Take ADHD for example: so many people argue that ADHD isn’t real. That it’s just adults not letting kids be kids. This is probably true in some cases. Many adults do seem to be under the impression that children are to be sen and not heard. But that doesn’t mean that ADHD doesn’t exist. I wasn’t even diagnosed until shortly after my 27th birthday. But I can see, and have always seen, how my hyper-activity level is higher than most. Anybody who has seen someone with ADHD knows how their behaviour is different from most. The problem is, the average person doesn’t know what they are seeing. I’m hyper-active, but not all people with ADHD are. For those who are interested in learning more about ADHD, here is a great link that lists the common symptoms: http://www.webmd.com/add-adhd/guide/adhd-symptoms.
For me, I’m pretty stereotypical as far as ADHD goes. Like I said, I’m hyper-active. I struggle to sit still for long periods of time, I like to move, heck, I still like to climb things. I pretty much have the activity level of the average 10 year old rather than someone who is nearly middle age. I also struggle to pay attention and often lose focus and daydream. Basically, the “Squirrel!” joke is aimed at people with my type of ADHD. But I still didn’t even consider ADHD as a possibility until about a year ago. I knew three boys with different types and degrees of ADHD. Two of them were a lot like me. But they were boys. I may be genderqueer, but most people still read me as a girl (or a woman depending on how proper they want to be). To most people, that means I can’t have ADHD, or, at least, I have a low chance of having it. It didn’t matter that my teacher saw how I behaved next to the kid that already had the ADHD diagnosis. It didn’t matter that I struggled to sit still and pay attention. It didn’t matter that all of my books were covered in doodles and I spent more time looking out the window than at the board. I was a girl. Girls can’t have ADHD. So I never considered it for myself. After all, if I had ADHD, wouldn’t somebody have noticed?
But people don’t notice. I had to be the one to pay attention, because I was the one who was struggling. I had to notice that my anxiety didn’t seem to fit the patterns of anxiety of those around me. I’m socially awkward, but don’t have the symptoms of social anxiety. I had to be the one who thought that may mean autism. Even my doctor and therapist thought I must “just” have social anxiety. It didn’t matter that my “social anxiety” didn’t fit with how social anxiety tends to work. I don’t like being surrounded by people, I get uncomfortable, but I don’t seem to feel the need to socialize that people with social anxiety tend to feel. I don’t desire human company very often. In fact, I rarely ever think about it. But nobody took notice of that. They labelled me as shy without noticing my lack of interest. They also tend not to notice the actual symptoms of my anxiety. They don’t notice when I shut down. They don’t notice when the noise gets too much. They assume I’m just quiet or disinterested, they assume I’m being rude. In short, they ignored the symptoms in order to see what they wanted to see. And that makes it so much easier to deny the existence of something a person doesn’t experience themself. They can just say I’m rude or lazy, or simply shy, rather than accepting what I struggle with.

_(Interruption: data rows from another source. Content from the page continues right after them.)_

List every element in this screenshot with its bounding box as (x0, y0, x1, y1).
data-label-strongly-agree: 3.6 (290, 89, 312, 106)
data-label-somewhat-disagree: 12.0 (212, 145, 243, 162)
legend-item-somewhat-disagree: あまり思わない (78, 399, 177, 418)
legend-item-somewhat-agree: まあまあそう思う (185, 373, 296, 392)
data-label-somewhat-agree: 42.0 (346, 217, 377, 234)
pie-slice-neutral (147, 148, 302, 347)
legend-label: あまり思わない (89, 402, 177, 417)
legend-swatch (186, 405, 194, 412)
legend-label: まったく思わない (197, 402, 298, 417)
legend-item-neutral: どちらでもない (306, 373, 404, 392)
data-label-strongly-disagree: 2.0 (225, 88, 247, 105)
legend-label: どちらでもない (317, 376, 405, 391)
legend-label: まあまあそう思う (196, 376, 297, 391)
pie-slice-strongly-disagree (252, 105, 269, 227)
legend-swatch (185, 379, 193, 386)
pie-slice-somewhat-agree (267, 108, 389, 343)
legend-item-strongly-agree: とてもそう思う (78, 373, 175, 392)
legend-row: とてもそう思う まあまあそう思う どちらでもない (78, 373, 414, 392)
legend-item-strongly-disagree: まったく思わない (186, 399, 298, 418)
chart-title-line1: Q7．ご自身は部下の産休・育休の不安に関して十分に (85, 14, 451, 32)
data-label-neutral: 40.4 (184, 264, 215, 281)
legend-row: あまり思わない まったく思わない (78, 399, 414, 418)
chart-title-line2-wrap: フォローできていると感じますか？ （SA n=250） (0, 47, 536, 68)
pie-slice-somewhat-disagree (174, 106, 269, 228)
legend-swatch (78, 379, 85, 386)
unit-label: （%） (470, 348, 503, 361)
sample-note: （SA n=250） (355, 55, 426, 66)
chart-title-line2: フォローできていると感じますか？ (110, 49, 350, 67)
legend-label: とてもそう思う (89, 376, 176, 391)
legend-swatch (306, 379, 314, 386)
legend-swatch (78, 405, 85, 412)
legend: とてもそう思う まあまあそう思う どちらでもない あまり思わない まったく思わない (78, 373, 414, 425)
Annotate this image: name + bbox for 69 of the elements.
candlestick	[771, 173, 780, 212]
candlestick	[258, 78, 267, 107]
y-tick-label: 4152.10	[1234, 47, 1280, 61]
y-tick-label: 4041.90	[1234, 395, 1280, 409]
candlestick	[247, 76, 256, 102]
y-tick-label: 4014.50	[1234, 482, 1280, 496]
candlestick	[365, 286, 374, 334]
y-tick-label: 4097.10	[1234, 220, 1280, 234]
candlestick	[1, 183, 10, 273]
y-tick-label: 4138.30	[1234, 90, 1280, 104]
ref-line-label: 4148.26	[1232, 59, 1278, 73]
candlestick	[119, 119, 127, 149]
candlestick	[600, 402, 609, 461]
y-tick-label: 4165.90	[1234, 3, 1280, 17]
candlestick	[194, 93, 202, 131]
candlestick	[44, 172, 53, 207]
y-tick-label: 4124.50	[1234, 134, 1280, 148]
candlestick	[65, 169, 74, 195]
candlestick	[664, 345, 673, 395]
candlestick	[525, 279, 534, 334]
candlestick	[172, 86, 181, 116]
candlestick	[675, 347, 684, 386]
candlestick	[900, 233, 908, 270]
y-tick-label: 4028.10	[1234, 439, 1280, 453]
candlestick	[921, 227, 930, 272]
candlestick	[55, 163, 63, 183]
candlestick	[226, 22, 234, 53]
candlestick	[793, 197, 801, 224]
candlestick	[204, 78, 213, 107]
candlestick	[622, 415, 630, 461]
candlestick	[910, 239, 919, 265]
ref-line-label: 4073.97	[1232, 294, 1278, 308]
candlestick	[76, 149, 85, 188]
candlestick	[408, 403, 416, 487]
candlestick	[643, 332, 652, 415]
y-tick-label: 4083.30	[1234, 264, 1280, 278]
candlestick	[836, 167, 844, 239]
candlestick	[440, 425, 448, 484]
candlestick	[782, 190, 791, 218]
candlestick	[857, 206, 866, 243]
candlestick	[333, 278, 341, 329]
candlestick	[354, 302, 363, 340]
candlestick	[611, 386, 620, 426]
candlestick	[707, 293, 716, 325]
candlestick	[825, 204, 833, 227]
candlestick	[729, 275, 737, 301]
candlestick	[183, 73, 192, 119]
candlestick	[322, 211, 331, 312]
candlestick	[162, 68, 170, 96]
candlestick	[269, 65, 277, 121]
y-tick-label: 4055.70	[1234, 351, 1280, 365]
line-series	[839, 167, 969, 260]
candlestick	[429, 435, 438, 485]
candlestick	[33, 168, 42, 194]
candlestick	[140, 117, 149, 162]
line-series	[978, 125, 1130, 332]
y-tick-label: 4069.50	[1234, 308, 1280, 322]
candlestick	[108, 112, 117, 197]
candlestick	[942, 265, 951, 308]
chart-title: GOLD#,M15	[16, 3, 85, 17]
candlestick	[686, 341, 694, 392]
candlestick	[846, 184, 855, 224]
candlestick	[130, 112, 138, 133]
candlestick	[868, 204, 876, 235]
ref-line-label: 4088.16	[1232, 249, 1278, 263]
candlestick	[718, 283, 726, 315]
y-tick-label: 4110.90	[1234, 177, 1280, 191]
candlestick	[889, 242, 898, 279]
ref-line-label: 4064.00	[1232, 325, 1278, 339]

All of the things that nobody saw drive me towards wanting to teach. It is so difficult for kids to describe what is bothering them. They throw fits because they don’t necessarily have the words to describe how they feel. But adults often just assume that the fits are a result of a lack of discipline or from the child being spoiled. They tend not to consider other factors. I don’t know how good a teacher I’ll be. I certainly don’t fit the type of person who goes into teaching. But I want to see what others won’t bother looking for. I want to prevent kids from falling through the cracks like I did. Because life is much easier when you can identify the things you struggle with. Once you can identify those things, it becomes possible to find ways to cope, however that tends to look for that person.